A causa della diffusione del covid-19, intorno al 2020, le persone sono state costrette a chiudersi in casa per molto tempo, rinunciando a uscite piacevoli e a eventi culturali. È stato un periodo difficile per tutti, ma l’arte non si è mai arresa, dimostrando un’ottima capacità di adattamento. A tal proposito i musei hanno adottato delle soluzioni nuove e creative, come i tour virtuali, video interattivi e incontri con curatori e artisti tramite computer per coinvolgere maggiormente gli spettatori, e per non fermarsi durante il periodo di crisi sanitaria. É nato così il museo ibrido.

Di cosa si tratta?
Il museo ibrido ha portato un nu0vo modo di vedere l’arte e la cultura. Unisce un luogo fisico con strumenti digitali per arricchire e rendere l’esperienza dello spettatore unica e dinamica, servendosi di:
- Visite virtuali in 3D, sfrutta la dimensione tridimensionale, accessibile anche da casa tramite smartphone e computer, permettendo al pubblico di entrare virtualmente nella vita dell’artista, avvicinarsi alle opere e sentire interviste.
- audioguide, strumenti multimediali con percorsi personalizzati, accompagnate da musiche e spiegazioni.
- installazioni interattive, permettendo allo spettatore di immergersi totalmente nel mondo dell’artista aumentando l’effetto spettacolare.

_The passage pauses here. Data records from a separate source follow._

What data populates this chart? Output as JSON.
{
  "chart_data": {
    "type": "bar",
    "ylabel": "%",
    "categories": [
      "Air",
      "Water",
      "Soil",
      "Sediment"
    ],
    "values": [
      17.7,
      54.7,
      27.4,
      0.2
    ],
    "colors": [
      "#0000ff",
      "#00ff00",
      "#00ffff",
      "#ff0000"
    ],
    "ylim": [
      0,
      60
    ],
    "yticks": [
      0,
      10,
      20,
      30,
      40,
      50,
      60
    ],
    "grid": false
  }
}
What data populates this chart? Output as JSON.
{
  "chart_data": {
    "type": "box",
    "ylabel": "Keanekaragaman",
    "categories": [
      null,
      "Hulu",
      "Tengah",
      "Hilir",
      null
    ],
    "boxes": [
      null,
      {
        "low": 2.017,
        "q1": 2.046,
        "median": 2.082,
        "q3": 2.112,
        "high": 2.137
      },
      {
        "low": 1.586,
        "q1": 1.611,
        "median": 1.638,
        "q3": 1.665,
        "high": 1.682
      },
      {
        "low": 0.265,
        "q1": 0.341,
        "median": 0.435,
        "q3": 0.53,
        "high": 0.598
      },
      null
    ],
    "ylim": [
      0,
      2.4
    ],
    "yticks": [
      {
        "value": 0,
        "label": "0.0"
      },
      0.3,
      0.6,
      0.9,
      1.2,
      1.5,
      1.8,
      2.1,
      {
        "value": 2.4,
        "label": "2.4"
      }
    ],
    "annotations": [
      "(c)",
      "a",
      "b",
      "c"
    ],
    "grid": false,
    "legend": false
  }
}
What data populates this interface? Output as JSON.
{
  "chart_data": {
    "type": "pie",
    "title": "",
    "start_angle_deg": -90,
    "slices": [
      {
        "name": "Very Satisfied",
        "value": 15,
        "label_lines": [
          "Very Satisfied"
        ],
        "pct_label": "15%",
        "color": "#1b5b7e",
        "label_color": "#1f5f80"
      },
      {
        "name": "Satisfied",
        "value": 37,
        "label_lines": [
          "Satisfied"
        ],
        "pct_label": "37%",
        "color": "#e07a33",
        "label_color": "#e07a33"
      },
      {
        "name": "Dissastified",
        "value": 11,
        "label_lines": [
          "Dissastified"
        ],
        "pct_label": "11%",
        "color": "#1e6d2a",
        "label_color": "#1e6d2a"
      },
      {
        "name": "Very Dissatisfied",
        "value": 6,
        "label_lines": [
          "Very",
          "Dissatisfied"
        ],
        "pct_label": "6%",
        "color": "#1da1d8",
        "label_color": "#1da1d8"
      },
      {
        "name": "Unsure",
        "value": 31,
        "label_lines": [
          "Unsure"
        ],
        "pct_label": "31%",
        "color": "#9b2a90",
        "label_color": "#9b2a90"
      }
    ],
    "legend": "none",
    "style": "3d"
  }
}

- workshop online con gli artisti, così da interagire direttamente con loro tramite laboratori ricreativi
Arte senza confini
Tramite la tecnologia l’arte è riuscita così ad abbattere barriere geografiche, economiche e fisiche dando la possibilità anche alle persone che non possono acquistare il biglietto, o che hanno difficoltà a spostarsi fisicamente, di vedere una mostra e partecipare a un evento culturale dall’altra parte del mondo con l’utilizzo di un semplice smartphone, diventando accessibile a un pubblico sempre più ampio e diversificato. In questo modo ha trasformato l’esperienza artistica in un viaggio senza confini, consentendo di conoscere culture nuove e lontane, stimolando la curiosità, offrendo la possibilità di partecipare attivamente agli eventi anche da casa e costruendo una comunità globale, in sui le distanze si accorciano sempre più e la cultura diventa un bene condiviso e oggetto di discussine.
Un nuovo equilibrio
Ora la sfida dell’arte consiste nel mantenere un equilibrio tra il digitale e la fruizione in presenza, senza eccedere e valorizzando i punti di forza di entrambi gli strumenti. Infatti, l’arte non ha l’obiettivo di sostituire il museo fisico con la tecnologia, ma di arricchirla, rendendo il percorso raro e indimenticabile. Gli artisti hanno sempre mirato al cuore delle persone, e in un mondo dominato da un continuo scroll, l’arte, attraverso i social, ci invita fermarci e a osservare la bellezza che il mondo ha da offrirci. Anche se comodamente da casa, davanti al cellulare, l’arte ci invita a viaggiare non solo fisicamente, ma anche con la mente, stimolando la nostra immaginazione e pensiero critico. Insegna che è possibile conoscere il mondo anche senza muoversi, trasformando l’esperienza digitale in un’occasione di scoperta e meraviglia.